Onu gördüğüm ilk gün. 14 Temmuz. Bugün ise 14 Eylül. Tam iki ay olmuştu. Onu Elif için gitar çalmaya sahile gittiğimizde bizi dinlerken görmüştüm. Ona baktığımı fark etsin diye gitarı hızlı hızlı çalmış sonunda da telini koparmıştım. Ama istediğime de ulaşmış gözlerini yerden bana çevirmişti. Hatta ona olan bakışlarımdan rahatsız olmuş el kol hareketi yapmıştı.

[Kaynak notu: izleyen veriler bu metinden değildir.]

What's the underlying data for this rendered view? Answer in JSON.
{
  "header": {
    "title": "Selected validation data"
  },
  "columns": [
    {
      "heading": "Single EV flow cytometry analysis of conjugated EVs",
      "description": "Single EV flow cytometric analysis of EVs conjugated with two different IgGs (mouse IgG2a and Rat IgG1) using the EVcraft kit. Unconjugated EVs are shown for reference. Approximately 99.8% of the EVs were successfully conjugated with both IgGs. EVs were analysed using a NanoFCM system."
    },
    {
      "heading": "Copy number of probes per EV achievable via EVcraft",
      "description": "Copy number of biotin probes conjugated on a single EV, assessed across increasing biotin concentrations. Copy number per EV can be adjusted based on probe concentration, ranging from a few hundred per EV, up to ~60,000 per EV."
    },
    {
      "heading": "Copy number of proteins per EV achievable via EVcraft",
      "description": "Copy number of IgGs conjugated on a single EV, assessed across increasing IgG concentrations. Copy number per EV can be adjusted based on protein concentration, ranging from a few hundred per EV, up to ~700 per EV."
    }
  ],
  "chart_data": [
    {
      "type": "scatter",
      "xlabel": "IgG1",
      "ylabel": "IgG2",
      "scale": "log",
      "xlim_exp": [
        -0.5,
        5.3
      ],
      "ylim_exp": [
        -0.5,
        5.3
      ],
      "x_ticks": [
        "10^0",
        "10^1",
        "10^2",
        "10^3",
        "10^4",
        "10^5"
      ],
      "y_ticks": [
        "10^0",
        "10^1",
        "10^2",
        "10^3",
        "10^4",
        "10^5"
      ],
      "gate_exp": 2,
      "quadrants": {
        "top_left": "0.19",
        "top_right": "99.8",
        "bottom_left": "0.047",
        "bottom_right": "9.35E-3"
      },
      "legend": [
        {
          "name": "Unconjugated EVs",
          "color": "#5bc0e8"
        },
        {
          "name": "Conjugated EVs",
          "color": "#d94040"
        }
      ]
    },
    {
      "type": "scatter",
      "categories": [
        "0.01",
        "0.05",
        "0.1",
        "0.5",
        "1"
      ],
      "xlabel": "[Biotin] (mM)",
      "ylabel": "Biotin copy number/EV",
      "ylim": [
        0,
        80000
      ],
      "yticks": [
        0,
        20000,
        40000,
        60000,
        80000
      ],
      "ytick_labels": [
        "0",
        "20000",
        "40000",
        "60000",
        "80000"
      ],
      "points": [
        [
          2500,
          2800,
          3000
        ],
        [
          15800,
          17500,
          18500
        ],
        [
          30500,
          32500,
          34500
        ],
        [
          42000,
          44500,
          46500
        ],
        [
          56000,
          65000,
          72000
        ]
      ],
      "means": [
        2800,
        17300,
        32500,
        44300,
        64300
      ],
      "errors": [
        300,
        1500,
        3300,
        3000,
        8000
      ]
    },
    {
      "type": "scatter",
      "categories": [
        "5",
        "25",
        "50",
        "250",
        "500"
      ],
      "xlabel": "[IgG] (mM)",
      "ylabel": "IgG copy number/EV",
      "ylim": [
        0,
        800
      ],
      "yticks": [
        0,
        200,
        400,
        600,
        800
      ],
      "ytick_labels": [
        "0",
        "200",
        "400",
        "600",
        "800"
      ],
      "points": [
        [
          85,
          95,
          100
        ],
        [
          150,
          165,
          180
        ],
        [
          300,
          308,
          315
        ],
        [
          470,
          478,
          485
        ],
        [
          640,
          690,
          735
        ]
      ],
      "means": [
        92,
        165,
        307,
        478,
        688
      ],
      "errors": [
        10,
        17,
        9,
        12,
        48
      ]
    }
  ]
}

Etraftaki diğer dinleyiciler dağılırken O ve arkadaşları da gitmişti. Ben de hemen toparlanıp arkasından gitmiştim. O günden beri takip ediyordum. O nereye giderse ben de onunla birlikte gidiyordum.

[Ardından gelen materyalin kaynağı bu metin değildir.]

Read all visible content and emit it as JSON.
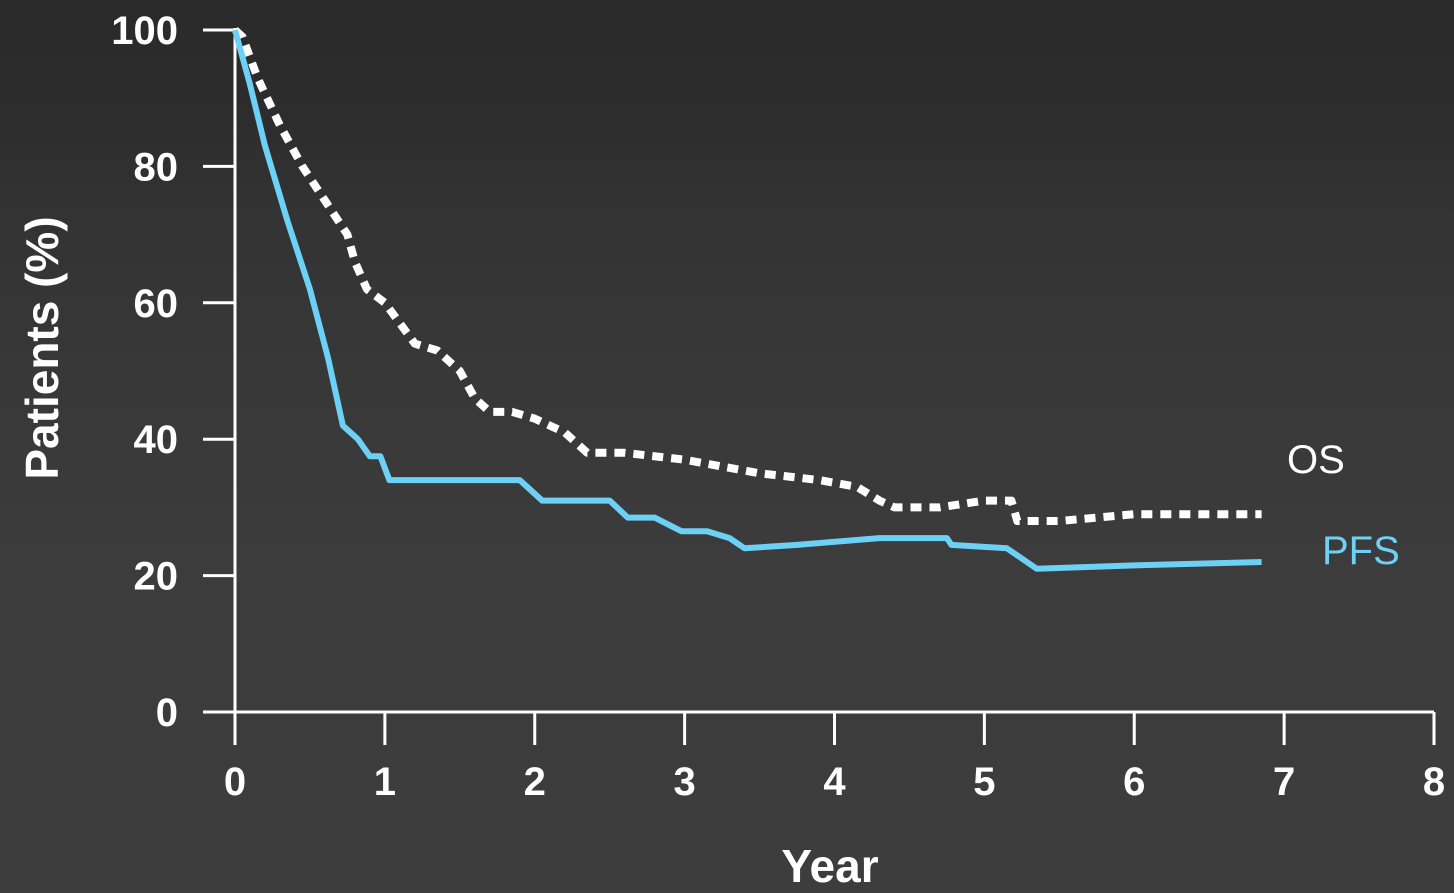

Okuldan sonra çoğunlukla eve gider yol üzerindeki marketten en çok sevdiği ballı bademli çikolatayı alır öyle eve geçerdi. Okulda ise kahvaltı yapmaz kahve ile kruvasan yerdi. Pardon, yerlerdi. Arkadaşlarını es geçemem. Eve de genellikle onlarla birlikte gidiyordu.
Adının Umut olduğunu öğrendiğim ve aralarından en çok onunla samimi olduğunu gördüğüm çocuğu çok pis benzetmek istiyordum! O’na deliler gibi aşık olan ben dokunamıyorken o nasıl dokunabiliyor istediği zaman sarılabiliyordu?! Beynimi alev alacakmış gibi hissediyordum. Diğer iki kız arkadaşıyla daha çok samimi olmayı denemeliydi.
Dün ve ondan bir önceki gün okula gitmemişti. Evinden de çıkmadığı için hiç görememiştim. Kendimi gün boyu vücut uzuvlarından biri yokmuş da bir şeylerim hep eksik kalıyormuş gibi hissettim. Ama bugün sabah okula giderken telefonda konuşmasından sadece birkaç kelime duyabilmiştim.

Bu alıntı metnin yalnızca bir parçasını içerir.